Slashdot Mirror


Symantec To Buy VeriSign's Authentication Business

overThruster writes "Security giant Symantec is taking another step toward global domination of the information security market with the purchase of VeriSign's authentication business. Back in April it purchased PGP Corporation and GuardianEdge. VeriSign is the best known Certificate Authority; they are virtually synonymous with certificates for SSL and PKI. It seems like this could dilute the trust value of their brand rather than enhance it. It is not clear yet what effects this will have on VeriSign customers but the cynic in me says it can't be good. In terms of putting all your eggs in one basket, this will sure make Symantec a juicy target for hackers (as if they weren't already). Imagine you could hack one company and control a large chunk of endpoint security software and the bulk of the Internet's public key infrastructure."

2 of 97 comments (clear)

  1. Symantec & information security by Zedrick · · Score: 3, Interesting

    ha ha ha.

    Not related to SSL and stuff like that, but anyway: a few years ago I got a job working doing technical support for Symantec. During training, I was first embedded with the customer service-people, and watched them sit talk to customers, while they took down credit card numbers and other details on paper, which were later thrown out the the general office-trash.

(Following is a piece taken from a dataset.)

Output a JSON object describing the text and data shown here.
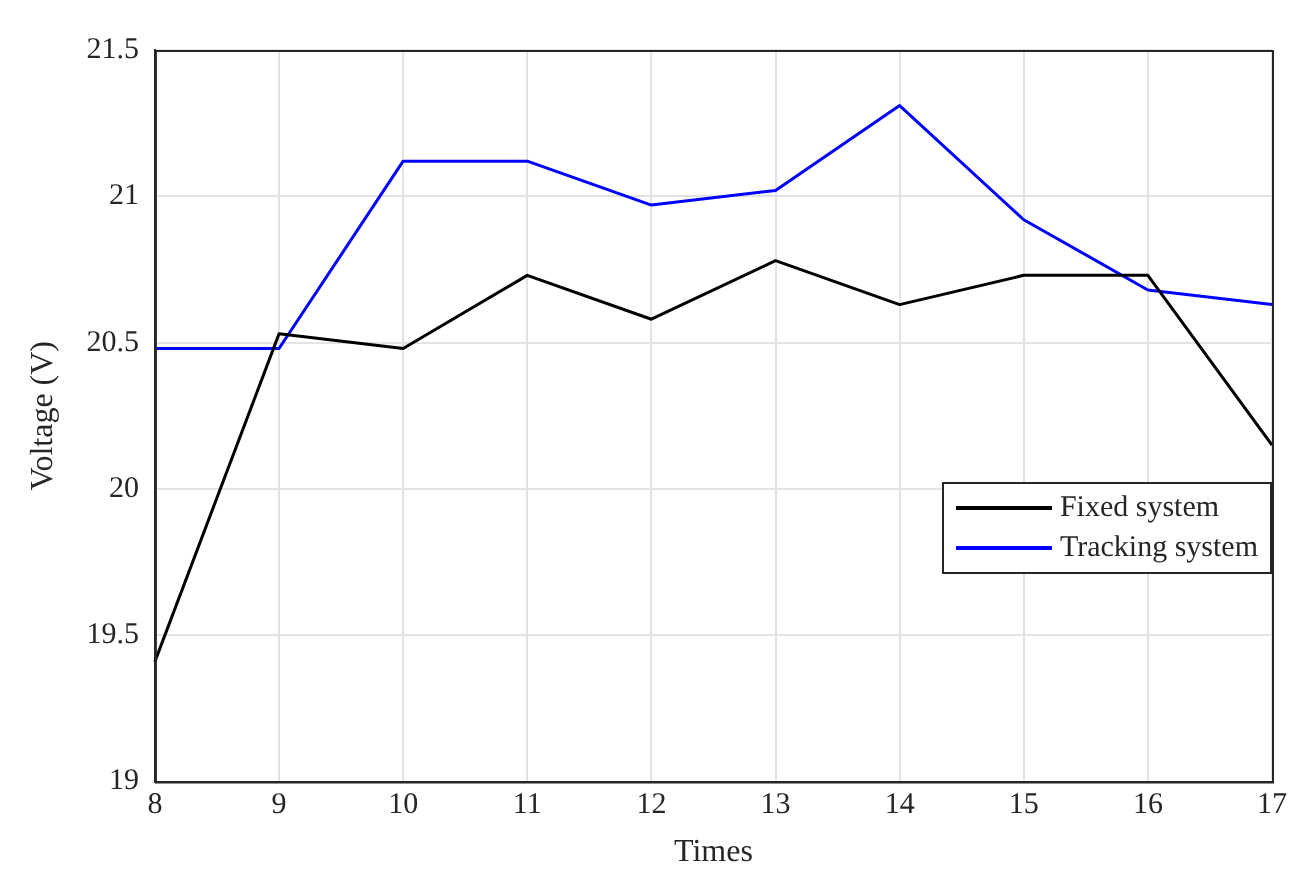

    A few days later I was supposed to do "technical training" with the so-called 2nd line support... The day I had to explain to one of them how to unlock the taskbar on Windows XP was the day I quit - after a total of 6 or 7 days of employment.

    And who buys their stuff anyway? I haven't touched any of it since then so I don't know if anything has improved, but I remember how the Norton Security-packages idea of protecting the computer was to slow it down to a crawl and basically block everything. Not to mention what a mess it is (was?) to remove it from the system...

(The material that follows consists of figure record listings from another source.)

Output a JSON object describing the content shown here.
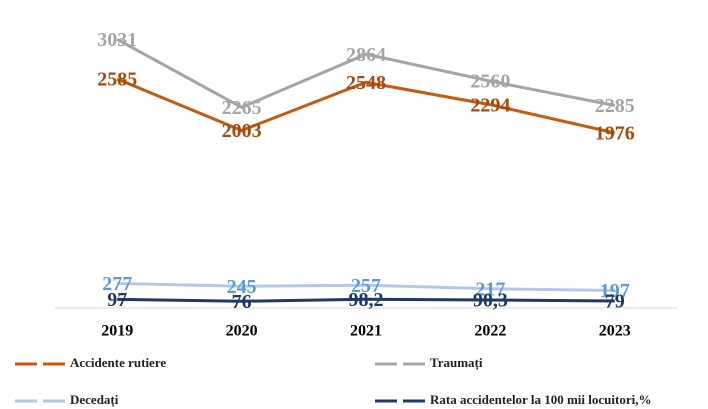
{
  "chart_data": {
    "type": "line",
    "categories": [
      "2019",
      "2020",
      "2021",
      "2022",
      "2023"
    ],
    "ylim": [
      0,
      3250
    ],
    "legend": "bottom",
    "series": [
      {
        "name": "Accidente rutiere",
        "color": "#c55a11",
        "label_color": "#a64a0c",
        "values": [
          2585,
          2003,
          2548,
          2294,
          1976
        ]
      },
      {
        "name": "Traumați",
        "color": "#a5a5a5",
        "label_color": "#a5a5a5",
        "values": [
          3031,
          2265,
          2864,
          2560,
          2285
        ]
      },
      {
        "name": "Decedați",
        "color": "#b4c7e7",
        "label_color": "#5b9bd5",
        "values": [
          277,
          245,
          257,
          217,
          197
        ]
      },
      {
        "name": "Rata accidentelor la 100 mii locuitori,%",
        "color": "#203864",
        "label_color": "#203864",
        "values": [
          97,
          76,
          98.2,
          90.3,
          79
        ],
        "value_labels": [
          "97",
          "76",
          "98,2",
          "90,3",
          "79"
        ]
      }
    ]
  }
}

  2. Re:Three models by mlts · · Score: 3, Interesting

    Certificates are good and bad. If used in a smart WOT, they are great because if you have multiple people trusting someone, you know you are almost certain that that key belongs to that person.

    The bad is just blindly trusting root certificates, especially certs from countries who are hostile to the West, and who would be happy to certify with their CA a key belonging to a known bank, then occasionally poisoning DNS or routing queries to the fake site, so they don't get immediately caught.

    The best might be a combination all three. You have a "security cache" of keys or signed keys of places and people you have previously interacted with, which is crucial for ssh for the most secure communications. Next, you have a WOT with people you know trusting or not. Finally, you have a CA which may actually be valid, or not. CAs are really a part of WOT, and should be considered with little or no trust, compared to someone coming with (to continue the parent's example) a high Bacon number to yours. The only problem is someone who isn't familar with a WOT giving a key too high a trust that it deserves, but infiltration happens in every network, and with PGP or gpg, it is easy to mark a person's signatures as untrustworthy.

    This reminds me of something different: Maybe it is time to get people and start doing PGP/gpg keysigning parties [1] again. This way,

    [1]: Of course, there is the proper way of doing the key stuff. Send a list of public keys to the host, host prints out a list for everyone. Everyone then brings a copy of their key ID and hashes. Then go around matching the keys to the individual, perhaps asking for IDs, then circling the ones which pass the validity test. This way, no computers are used, and it is much harder to "compromise" someone's piece of paper showing vetted keys in the length of time it takes for them to leave the party and get home to sign everyone's keys and push the signatures to keyservers.